The EO directs the Department of Labor (DOL) to issue implementing regulations by November 24, 2021. The regulations will delineate more precisely how the EO will be applied; however, contractors should expect that the regulations will be similar to those issued under Executive Order 13658, which was issued under the Obama Administration.

No more than 60 days after the DOL issues its rules, the FAR Council must update the FAR to include a clause that requires contractors to pay employees who work on federal contracts the new minimum wage and to extend the wage requirements to “covered subcontractors.”

Finally, the EO states that DOL may enforce the new minimum wage requirements and establish in regulations the process for resolving disputes over the new requirements. Given that the Administration’s Fiscal Year 2022 Discretionary Funding Request seeks more spending on DOL’s enforcement activities, contractors should anticipate that DOL investigators will scrutinize contractors’ compliance with the new wage requirements.
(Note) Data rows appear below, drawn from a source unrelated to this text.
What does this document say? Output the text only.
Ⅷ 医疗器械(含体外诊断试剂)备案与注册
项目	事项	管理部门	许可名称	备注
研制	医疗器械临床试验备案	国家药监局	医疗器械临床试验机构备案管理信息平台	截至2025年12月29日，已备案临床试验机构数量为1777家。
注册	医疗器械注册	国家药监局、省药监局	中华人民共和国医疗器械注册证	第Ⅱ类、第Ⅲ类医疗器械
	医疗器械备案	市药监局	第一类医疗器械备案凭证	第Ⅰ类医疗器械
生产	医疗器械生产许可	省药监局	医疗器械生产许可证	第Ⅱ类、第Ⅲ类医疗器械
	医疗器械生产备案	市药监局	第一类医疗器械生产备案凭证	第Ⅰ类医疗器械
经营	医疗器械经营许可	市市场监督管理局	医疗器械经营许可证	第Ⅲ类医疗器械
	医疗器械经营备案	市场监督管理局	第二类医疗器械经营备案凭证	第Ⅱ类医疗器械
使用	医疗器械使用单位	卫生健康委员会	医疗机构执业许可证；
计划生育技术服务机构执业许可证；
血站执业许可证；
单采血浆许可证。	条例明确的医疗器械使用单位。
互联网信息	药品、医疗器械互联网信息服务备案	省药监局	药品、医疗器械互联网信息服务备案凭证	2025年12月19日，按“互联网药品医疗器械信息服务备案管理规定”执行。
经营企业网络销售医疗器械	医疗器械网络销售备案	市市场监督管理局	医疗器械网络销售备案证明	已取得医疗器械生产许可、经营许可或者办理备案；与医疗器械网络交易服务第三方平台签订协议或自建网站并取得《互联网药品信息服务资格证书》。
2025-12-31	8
Are there any other impacts of the EO?

Separately, the EO phases out the sub-minimum wage for tipped workers working on or in connection with federal contracts and subcontracts; by January 1, 2024, federal contractors must pay these workers the higher minimum wage paid to other workers. Lastly, the EO rescinds Executive Order 13838, which President Trump issued in 2018, and which exempted certain seasonal recreational workers who work on contracts on federal lands from higher minimum wage requirements.